Espagne: Pedro Sanchez responsable de l’accueil de Brahim Ghali ?

Espagne : Le juge Lasala pointe la responsabilité de Pedro Sanchez dans l’accueil de Brahim Ghali




En Espagne, l’enquête sur l’accueil de Brahim Ghali s’approche du chef gouvernement.

L’opposition plurielle de droite avait déjà pointé la responsabilité de Pedro Sanchez. Après des mois d’investigations sur les circonstances de l’entrée de Brahim Ghali, le 18 avril 2021, en Espagne, un processus ponctué par des auditions de témoins et de mis en cause, le juge d’instructions Rafael Lasala pointe, désormais, la responsabilité directe du chef du gouvernement, Pedro Sanchez, dans la coordination de l’opération.

En réponse à une requête de classer l’affaire, formulée le 8 février par la Direction des services juridiques, placée sous la tutelle du ministère de la Justice, Lasala y affirme que le nombre des intervenants, plusieurs fonctionnaires des départements de l’Intérieur, de la Défense et des Affaires étrangères, dans l’accueil du chef du Front Polisario ne peut être l’œuvre d’un seul ministère.

Face à une opération de cette ampleur, exigeant une parfaite coordination entre les différents ministères, «la décision finale correspond au président du gouvernement», rapporte ce lundi El Mundo.

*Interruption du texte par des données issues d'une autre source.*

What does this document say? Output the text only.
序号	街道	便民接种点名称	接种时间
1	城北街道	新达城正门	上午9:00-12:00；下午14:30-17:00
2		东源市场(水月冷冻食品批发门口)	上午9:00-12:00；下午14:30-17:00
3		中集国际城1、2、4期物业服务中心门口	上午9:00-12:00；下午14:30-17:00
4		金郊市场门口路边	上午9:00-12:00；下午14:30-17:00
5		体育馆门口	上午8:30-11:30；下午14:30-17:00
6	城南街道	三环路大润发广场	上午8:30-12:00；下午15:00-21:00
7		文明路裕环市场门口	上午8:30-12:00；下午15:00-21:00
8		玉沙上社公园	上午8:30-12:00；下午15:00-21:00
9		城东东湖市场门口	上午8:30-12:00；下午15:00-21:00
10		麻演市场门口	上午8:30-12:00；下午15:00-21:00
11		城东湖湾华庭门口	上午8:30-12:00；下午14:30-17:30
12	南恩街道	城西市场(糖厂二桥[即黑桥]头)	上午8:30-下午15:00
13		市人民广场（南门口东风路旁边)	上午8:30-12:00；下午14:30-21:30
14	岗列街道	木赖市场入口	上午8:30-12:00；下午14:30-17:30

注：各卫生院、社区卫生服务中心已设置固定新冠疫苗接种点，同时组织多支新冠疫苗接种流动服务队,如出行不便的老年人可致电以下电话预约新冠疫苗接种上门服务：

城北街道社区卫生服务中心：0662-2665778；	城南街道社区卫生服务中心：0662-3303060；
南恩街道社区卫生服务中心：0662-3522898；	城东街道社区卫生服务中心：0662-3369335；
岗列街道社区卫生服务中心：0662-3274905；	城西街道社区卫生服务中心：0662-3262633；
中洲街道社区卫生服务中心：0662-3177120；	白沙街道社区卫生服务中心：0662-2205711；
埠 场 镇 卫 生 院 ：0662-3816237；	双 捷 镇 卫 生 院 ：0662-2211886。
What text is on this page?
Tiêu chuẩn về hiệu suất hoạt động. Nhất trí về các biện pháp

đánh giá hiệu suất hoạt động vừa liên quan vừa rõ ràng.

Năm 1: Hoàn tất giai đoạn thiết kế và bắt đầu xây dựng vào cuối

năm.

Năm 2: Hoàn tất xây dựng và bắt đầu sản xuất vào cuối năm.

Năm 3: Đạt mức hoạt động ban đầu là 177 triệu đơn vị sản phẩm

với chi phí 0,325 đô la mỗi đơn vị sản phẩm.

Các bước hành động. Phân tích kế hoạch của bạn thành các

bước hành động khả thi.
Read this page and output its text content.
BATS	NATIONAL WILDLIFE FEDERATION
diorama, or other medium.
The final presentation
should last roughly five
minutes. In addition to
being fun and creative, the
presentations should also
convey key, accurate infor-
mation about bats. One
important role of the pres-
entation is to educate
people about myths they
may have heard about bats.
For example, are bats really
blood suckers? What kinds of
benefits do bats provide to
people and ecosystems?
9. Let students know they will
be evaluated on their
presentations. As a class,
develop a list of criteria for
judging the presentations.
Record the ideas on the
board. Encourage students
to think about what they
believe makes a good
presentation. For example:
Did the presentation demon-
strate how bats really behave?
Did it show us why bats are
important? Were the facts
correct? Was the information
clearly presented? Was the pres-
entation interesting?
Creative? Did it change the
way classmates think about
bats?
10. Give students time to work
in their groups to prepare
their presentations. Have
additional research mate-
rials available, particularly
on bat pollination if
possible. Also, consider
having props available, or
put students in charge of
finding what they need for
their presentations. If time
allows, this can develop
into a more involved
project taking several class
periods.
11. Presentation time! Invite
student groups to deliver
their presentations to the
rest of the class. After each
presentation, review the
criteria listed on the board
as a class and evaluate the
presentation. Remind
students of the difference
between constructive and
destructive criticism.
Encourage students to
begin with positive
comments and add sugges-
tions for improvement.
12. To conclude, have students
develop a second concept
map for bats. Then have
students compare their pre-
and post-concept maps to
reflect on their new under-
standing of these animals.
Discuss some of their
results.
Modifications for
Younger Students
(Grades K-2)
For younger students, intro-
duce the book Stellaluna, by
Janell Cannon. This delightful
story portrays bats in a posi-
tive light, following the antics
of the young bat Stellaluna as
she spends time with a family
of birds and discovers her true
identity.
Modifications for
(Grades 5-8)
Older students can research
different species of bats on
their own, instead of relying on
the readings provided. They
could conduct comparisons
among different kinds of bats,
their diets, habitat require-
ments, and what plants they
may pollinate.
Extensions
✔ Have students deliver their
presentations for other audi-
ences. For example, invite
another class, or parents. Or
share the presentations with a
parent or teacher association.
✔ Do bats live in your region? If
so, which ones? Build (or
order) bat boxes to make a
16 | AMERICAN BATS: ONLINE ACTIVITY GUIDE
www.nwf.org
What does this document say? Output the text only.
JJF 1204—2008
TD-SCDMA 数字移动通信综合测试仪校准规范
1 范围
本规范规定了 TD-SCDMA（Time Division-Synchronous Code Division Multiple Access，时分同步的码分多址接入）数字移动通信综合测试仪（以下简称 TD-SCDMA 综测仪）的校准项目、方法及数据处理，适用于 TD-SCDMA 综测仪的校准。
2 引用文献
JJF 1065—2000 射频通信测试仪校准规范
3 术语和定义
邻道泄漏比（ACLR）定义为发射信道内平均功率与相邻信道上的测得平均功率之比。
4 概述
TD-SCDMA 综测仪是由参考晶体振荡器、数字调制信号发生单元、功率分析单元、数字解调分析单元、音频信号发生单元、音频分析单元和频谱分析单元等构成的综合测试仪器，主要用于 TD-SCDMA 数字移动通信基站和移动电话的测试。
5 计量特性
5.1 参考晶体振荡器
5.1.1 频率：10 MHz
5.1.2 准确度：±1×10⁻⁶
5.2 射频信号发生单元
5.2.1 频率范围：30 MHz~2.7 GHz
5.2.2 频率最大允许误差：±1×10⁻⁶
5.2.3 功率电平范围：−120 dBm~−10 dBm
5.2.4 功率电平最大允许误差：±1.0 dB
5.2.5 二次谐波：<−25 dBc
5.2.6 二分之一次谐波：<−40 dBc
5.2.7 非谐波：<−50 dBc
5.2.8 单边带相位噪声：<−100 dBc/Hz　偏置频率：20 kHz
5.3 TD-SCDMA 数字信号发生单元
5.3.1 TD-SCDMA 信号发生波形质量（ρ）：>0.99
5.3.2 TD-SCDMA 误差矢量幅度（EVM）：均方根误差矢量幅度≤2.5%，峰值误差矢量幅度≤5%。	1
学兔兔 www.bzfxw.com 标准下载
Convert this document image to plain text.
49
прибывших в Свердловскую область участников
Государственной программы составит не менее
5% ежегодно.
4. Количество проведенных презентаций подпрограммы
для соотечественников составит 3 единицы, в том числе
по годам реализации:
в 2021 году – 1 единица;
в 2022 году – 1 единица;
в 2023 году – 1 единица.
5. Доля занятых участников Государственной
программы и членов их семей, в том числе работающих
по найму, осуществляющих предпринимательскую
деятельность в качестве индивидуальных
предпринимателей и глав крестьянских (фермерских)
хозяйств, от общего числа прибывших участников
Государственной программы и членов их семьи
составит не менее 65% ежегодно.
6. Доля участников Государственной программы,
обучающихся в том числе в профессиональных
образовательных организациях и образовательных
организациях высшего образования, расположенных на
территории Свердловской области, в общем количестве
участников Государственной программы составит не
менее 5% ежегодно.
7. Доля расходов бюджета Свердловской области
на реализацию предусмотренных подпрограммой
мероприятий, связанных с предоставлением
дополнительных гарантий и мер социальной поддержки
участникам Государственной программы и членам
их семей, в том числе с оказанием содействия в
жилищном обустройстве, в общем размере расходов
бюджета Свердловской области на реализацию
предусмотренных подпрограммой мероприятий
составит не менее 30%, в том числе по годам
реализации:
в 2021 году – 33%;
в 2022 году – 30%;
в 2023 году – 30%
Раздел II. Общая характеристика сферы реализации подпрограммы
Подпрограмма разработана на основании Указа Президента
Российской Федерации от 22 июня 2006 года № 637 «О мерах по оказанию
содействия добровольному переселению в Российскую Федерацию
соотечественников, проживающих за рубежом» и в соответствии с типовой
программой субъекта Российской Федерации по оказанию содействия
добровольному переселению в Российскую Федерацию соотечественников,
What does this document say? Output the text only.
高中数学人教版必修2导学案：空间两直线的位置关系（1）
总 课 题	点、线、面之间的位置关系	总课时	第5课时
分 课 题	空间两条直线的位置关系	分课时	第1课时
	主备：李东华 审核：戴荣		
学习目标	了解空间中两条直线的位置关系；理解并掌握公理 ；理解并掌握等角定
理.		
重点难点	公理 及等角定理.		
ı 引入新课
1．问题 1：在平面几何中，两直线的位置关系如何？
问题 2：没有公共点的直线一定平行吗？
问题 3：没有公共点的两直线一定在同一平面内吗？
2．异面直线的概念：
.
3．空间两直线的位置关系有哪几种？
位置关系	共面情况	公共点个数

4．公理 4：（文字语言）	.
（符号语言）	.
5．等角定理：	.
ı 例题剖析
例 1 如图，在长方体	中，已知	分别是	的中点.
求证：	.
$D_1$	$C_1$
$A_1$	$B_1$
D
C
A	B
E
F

Le juge refuse de classer les poursuites contre l’ex-ministre des Affaires étrangères

Ce tournant dans l’enquête de Lasala apporte de l’eau au moulin du Parti Populaire et de Vox.

En effet, au lendemain de la convocation en septembre de l’ancienne ministre des Affaires étrangères par le juge d’instruction, en tant que «mise en cause» dans cette affaire, les deux formations de l’opposition avaient réclamé de révéler l’identité du «Monsieur X» qui aurait donné des instructions «dans le complot Ghali».

Le PP et Vox avaient alors souligné que le limogeage d’Arancha González Laya du gouvernement n’avait pour objectif que de «camoufler le grand scandale de l’entrée et de la sortie d’Espagne du chef du Polisario».

Des accusations indirectes que Pedro Sanchez a balayées d’un revers de main dans des déclarations à la presse. L’hospitalisation du chef du Polisario à Logorño obéissait à «des raisons humanitaires parce qu’il était sur le point de mourir». avait-il précisé dans une interview accordée, le 14 octobre, à la chaîne La Sexta.




Sanchez avait aussi défendu la gestion de son cabinet, estimant qu’elle «respectait strictement l’Etat de droit». Une version qu’il avait déjà tenue le 22 septembre à New York lors d’un point de presse.

«Il faut se rappeler qu’il y avait une demande humanitaire pour sauver la vie d’une personne qui était sur le point de mourir. Ce que l’Espagne a fait, c’est d’apporter une solution à une demande humaine. L’Espagne a fait ce qu’elle devait et comme il se doit, c’est-à-dire conformément à la loi», avait expliqué Pedro Sanchez.

Dans sa réponse à la Direction des services juridiques, le juge d’instruction Lasala a annoncé le classement des poursuites de l’ancien chef de cabinet du ministère des Affaires étrangères, Camilo Villarino. En revanche, il a maintenu les charges contre l’ex-cheffe de la diplomatie, Arancha Gonzalez, souligne El Mundo.

L’enquête du juge d’instruction se poursuit. Rafael Lasala a ordonné à la police d’identifier l’«agent secret» qui aurait supervisé, le 18 avril 2021, l’opération de l’accueil de Brahim Ghali à la base militaire de Saragosse et son évacuation ensuite à l’hôpital.